In the same way you can customize the looks on your chart, you can also customize its different axes. These are not aesthetic changes, though, as one can tell completely different stories by changing these settings.

Axes configuration

Depending on the nature of the variable used for a given axis and the type of chart you are working with, some options will come up to help you shape the data and resulting visualization.

Let’s review some of the common ones:

Temporal Axis

If the variable has a time component, the axis configuration will offer some options to aggregate data with different “resolutions”. The smaller the time unit, the finer the visualization.

Particularly for dates, some semantically sensible options are given, such as grouping for each year, week or quarters, among others.

Numeric X axis

If the X axis is numeric, binning options are offered based on the extent (minimum and maxium) the column has. “Binning” means to break down the whole range of values in intervals, like chunks, and then seeing how many rows lie in that interval. We can then make aggregations on each of these groups, like counting, averages, medians, and such.

Numeric Y axis

If the Y axis is numeric, aggregation options like average, median or standard deviation are offered for you to explore.

Categorical Axis

If the axis is categorical, we have two options to customize:

We can limit the number of categories and choose only the nn “top” or “bottom” values for that category. This helps in reducing potential noise for categories that don’t have much relevance in your visualization.

We can also sort these categories by some criteria, like the X axis metric, selection, ordinal or alphabetical order.

In general, this behavior is shared across the board, with some notable exceptions, like Box plots. All particular cases are discussed in their corresponding page.

Number of rows

The option “number of rows” appears when you can have a sum up of a numeric value, like an average, sum or median. With the number of rows, some options arise that are particularly interesting when searching for patterns. This can all be expressed as relative comparisons between categorical values.

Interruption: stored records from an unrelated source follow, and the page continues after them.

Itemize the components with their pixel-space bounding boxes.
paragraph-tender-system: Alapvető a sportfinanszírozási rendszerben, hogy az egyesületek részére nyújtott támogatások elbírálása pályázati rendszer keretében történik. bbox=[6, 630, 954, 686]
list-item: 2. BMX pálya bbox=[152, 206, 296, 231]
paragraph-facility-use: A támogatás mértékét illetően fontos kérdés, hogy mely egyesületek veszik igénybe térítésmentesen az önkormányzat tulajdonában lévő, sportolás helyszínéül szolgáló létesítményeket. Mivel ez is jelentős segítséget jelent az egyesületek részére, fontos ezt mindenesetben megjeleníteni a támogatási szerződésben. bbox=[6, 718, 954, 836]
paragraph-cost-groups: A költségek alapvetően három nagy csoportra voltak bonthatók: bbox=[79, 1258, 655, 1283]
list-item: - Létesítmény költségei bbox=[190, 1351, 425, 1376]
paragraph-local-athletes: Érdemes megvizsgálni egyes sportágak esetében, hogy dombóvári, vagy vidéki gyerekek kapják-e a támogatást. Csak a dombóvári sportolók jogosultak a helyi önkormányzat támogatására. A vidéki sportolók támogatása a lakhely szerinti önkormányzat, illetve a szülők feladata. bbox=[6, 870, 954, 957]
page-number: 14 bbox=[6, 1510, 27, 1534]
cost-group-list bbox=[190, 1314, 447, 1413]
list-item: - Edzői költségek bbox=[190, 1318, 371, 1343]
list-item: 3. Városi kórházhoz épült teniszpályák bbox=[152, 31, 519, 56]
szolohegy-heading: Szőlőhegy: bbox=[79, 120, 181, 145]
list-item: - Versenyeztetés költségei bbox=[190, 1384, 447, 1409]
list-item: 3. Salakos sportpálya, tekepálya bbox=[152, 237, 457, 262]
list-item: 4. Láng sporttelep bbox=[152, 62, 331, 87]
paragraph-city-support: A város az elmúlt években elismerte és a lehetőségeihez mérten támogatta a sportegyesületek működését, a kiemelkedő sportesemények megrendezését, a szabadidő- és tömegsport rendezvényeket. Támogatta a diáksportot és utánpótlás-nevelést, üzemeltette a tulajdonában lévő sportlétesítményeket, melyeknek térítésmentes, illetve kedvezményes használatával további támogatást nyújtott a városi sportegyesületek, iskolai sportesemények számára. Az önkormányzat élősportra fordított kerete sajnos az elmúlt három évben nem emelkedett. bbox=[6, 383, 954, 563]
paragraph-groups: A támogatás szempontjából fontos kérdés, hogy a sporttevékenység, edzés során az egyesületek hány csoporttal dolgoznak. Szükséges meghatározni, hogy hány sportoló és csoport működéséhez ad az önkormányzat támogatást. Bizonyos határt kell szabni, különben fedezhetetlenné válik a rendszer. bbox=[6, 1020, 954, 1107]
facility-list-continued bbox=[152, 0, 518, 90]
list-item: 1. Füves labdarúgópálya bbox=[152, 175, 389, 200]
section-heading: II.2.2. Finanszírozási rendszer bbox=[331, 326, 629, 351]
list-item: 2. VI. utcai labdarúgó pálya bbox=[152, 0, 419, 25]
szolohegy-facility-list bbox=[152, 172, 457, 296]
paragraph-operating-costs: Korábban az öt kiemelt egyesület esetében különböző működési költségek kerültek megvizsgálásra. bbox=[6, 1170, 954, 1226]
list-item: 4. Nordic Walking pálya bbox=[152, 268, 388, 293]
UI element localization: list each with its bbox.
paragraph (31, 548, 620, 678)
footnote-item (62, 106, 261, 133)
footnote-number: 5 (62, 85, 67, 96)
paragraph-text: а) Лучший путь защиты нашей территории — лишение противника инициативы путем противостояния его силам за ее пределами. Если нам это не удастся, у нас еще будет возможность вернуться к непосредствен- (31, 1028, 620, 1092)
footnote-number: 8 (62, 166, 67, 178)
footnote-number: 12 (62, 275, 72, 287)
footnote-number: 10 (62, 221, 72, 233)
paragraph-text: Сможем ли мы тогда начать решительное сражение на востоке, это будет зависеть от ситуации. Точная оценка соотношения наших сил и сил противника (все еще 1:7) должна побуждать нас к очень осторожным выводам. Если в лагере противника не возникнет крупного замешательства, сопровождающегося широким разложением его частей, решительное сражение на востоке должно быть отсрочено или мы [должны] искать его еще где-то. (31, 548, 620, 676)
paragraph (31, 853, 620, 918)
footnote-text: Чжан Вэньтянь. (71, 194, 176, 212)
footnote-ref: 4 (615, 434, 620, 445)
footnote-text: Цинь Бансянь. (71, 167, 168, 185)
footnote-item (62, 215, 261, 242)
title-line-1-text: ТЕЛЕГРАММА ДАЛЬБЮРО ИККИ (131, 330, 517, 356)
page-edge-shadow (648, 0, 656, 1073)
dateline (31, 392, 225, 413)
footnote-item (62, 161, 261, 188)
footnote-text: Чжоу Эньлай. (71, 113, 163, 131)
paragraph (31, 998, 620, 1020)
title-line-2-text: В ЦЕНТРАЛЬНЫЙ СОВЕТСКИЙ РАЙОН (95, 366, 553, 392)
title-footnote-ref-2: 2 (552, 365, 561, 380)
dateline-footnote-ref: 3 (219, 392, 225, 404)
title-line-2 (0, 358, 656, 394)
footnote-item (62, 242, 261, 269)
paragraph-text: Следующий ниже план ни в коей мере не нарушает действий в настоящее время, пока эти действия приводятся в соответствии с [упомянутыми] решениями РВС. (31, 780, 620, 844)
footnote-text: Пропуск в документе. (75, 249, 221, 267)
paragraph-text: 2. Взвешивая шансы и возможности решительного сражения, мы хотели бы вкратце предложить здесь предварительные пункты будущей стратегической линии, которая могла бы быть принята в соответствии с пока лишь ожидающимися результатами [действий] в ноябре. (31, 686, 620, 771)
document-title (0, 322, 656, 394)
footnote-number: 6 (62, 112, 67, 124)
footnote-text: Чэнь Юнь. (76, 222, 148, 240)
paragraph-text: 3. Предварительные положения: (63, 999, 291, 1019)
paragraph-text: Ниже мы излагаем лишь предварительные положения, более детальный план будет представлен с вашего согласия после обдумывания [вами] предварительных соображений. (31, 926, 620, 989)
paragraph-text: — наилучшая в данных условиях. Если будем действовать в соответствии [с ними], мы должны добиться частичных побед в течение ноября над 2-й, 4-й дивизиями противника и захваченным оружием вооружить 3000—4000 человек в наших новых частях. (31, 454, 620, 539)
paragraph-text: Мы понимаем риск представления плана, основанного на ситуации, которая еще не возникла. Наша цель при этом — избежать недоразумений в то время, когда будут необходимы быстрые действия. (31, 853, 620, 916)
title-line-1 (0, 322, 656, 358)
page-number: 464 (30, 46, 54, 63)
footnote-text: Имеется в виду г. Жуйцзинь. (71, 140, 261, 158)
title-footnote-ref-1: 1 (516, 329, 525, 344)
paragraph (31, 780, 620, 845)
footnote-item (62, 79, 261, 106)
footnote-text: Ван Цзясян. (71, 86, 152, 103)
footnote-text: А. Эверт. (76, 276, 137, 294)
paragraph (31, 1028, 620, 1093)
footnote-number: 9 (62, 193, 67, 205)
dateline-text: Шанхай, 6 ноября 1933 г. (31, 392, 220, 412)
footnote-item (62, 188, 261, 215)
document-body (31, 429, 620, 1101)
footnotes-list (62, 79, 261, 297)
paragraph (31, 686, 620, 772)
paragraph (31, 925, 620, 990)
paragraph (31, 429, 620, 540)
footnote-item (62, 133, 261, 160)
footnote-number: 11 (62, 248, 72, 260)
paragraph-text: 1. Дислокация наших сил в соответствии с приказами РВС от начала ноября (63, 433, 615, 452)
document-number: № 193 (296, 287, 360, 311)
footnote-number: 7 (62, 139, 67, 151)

The most common, and default one, is the count, where we literally express the number of rows. But other operations can be made.

Relative Count (All)

This method changes the scale to percentage, where now, instead of showing how many rows fall into these categories, we show the percentage of rows.

In this example, we can see the proportion of gender in each age bracket. The left-most blue bar indicates that there are ~89.6 transactions made by 18 – 24 years old women, which corresponds to 5.56% of the whole dataset.

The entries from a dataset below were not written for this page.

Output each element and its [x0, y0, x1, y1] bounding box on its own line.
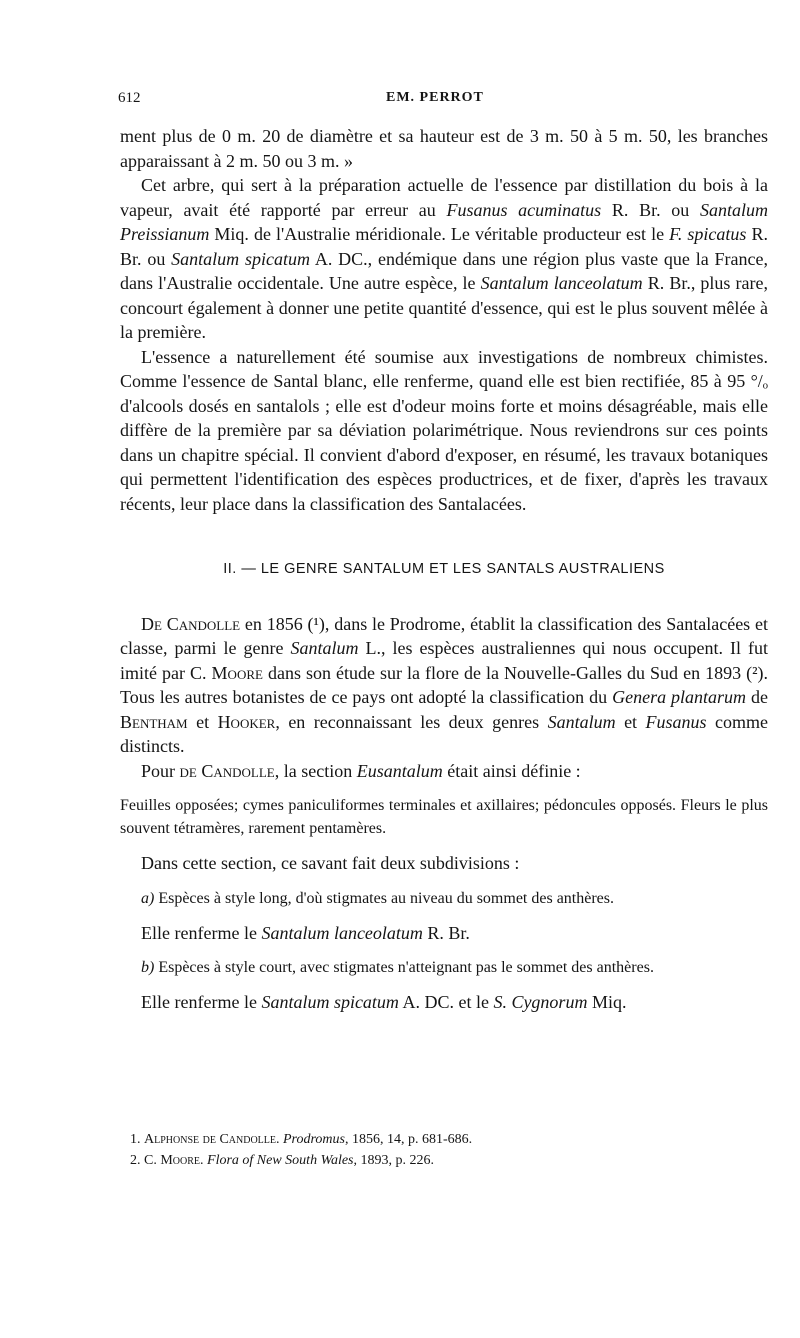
taxon-name: Santalum lanceolatum	[480, 273, 643, 293]
paragraph-tree: Cet arbre, qui sert à la préparation actuelle de l'essence par distillation du bois à la vapeur, avait été rapporté par erreur au Fusanus acuminatus R. Br. ou Santalum Preissianum Miq. de l'Australie méridionale. Le véritable producteur est le F. spicatus R. Br. ou Santalum spicatum A. DC., endémique dans une région plus vaste que la France, dans l'Australie occidentale. Une autre espèce, le Santalum lanceolatum R. Br., plus rare, concourt également à donner une petite quantité d'essence, qui est le plus souvent mêlée à la première.	[120, 175, 768, 342]
description-quote: Feuilles opposées; cymes paniculiformes terminales et axillaires; pédoncules opposés. Fleurs le plus souvent tétramères, rarement pentamères.	[120, 797, 768, 837]
paragraph-section-definition: Pour de Candolle, la section Eusantalum était ainsi définie :	[141, 760, 581, 781]
taxon-name: Fusanus acuminatus	[446, 199, 602, 220]
paragraph-subdivisions: Dans cette section, ce savant fait deux subdivisions :	[141, 853, 520, 873]
taxon-name: F. spicatus	[669, 224, 747, 244]
footnote-1: 1. Alphonse de Candolle. Prodromus, 1856, 14, p. 681-686.	[130, 1132, 473, 1147]
subdivision-b: b) Espèces à style court, avec stigmates n'atteignant pas le sommet des anthères.	[141, 959, 654, 976]
page-header	[118, 88, 764, 112]
running-head: EM. PERROT	[386, 90, 484, 105]
subdivision-a: a) Espèces à style long, d'où stigmates au niveau du sommet des anthères.	[141, 889, 614, 907]
section-title: II. — LE GENRE SANTALUM ET LES SANTALS AUSTRALIENS	[223, 561, 665, 577]
paragraph-essence: L'essence a naturellement été soumise aux investigations de nombreux chimistes. Comme l'essence de Santal blanc, elle renferme, quand elle est bien rectifiée, 85 à 95 °/ₒ d'alcools dosés en santalols ; elle est d'odeur moins forte et moins désagréable, mais elle diffère de la première par sa déviation polarimétrique. Nous reviendrons sur ces points dans un chapitre spécial. Il convient d'abord d'exposer, en résumé, les travaux botaniques qui permettent l'identification des espèces productrices, et de fixer, d'après les travaux récents, leur place dans la classification des Santalacées.	[120, 346, 768, 514]
taxon-name: Santalum Preissianum	[120, 199, 768, 244]
paragraph-continuation: ment plus de 0 m. 20 de diamètre et sa hauteur est de 3 m. 50 à 5 m. 50, les branches apparaissant à 2 m. 50 ou 3 m. »	[120, 126, 768, 171]
taxon-name: Santalum spicatum	[171, 248, 310, 269]
paragraph-decandolle: De Candolle en 1856 (¹), dans le Prodrome, établit la classification des Santalacées et classe, parmi le genre Santalum L., les espèces australiennes qui nous occupent. Il fut imité par C. Moore dans son étude sur la flore de la Nouvelle-Galles du Sud en 1893 (²). Tous les autres botanistes de ce pays ont adopté la classification du Genera plantarum de Bentham et Hooker, en reconnaissant les deux genres Santalum et Fusanus comme distincts.	[120, 613, 768, 756]
page-number: 612	[118, 90, 141, 106]
page-body	[120, 124, 768, 1015]
footnote-2: 2. C. Moore. Flora of New South Wales, 1893, p. 226.	[130, 1153, 435, 1168]
paragraph-contains-b: Elle renferme le Santalum spicatum A. DC. et le S. Cygnorum Miq.	[141, 992, 627, 1012]
footnotes	[130, 1129, 770, 1171]
paragraph-contains-a: Elle renferme le Santalum lanceolatum R. Br.	[141, 922, 470, 943]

These charts are interactive, use your mouse to explore!

Relative Count (Color)

The relative count by color changes the distribution so that each color must add up to 100%. This lets us know where a particular segment is most over (or under) represented.

This answers the question “what’s the age distribution on women?”

For example: the tallest red bar indicates that most of the people that didn’t want to respond are between 25 – 34 years old.

Relative Count (X)

The relative count by X axis changes the distribution so that each individual segment adds up to 100%, showing a kind of local distribution per each segment.

This answers the question of “what’s the gender distribution on people in the 18 – 24 age bracket?”

For example: among all the people in the 35 – 44 age bracket, 55% are women and 43.9% are men.

Cumulative Sum

The cumulative sum option allows you to see the rate of change of the number of rows between a given segment and the next.

This answers the question “how many men under 54 years do we have in our data?” which corresponds to the fourth orange bar in the example: 577K.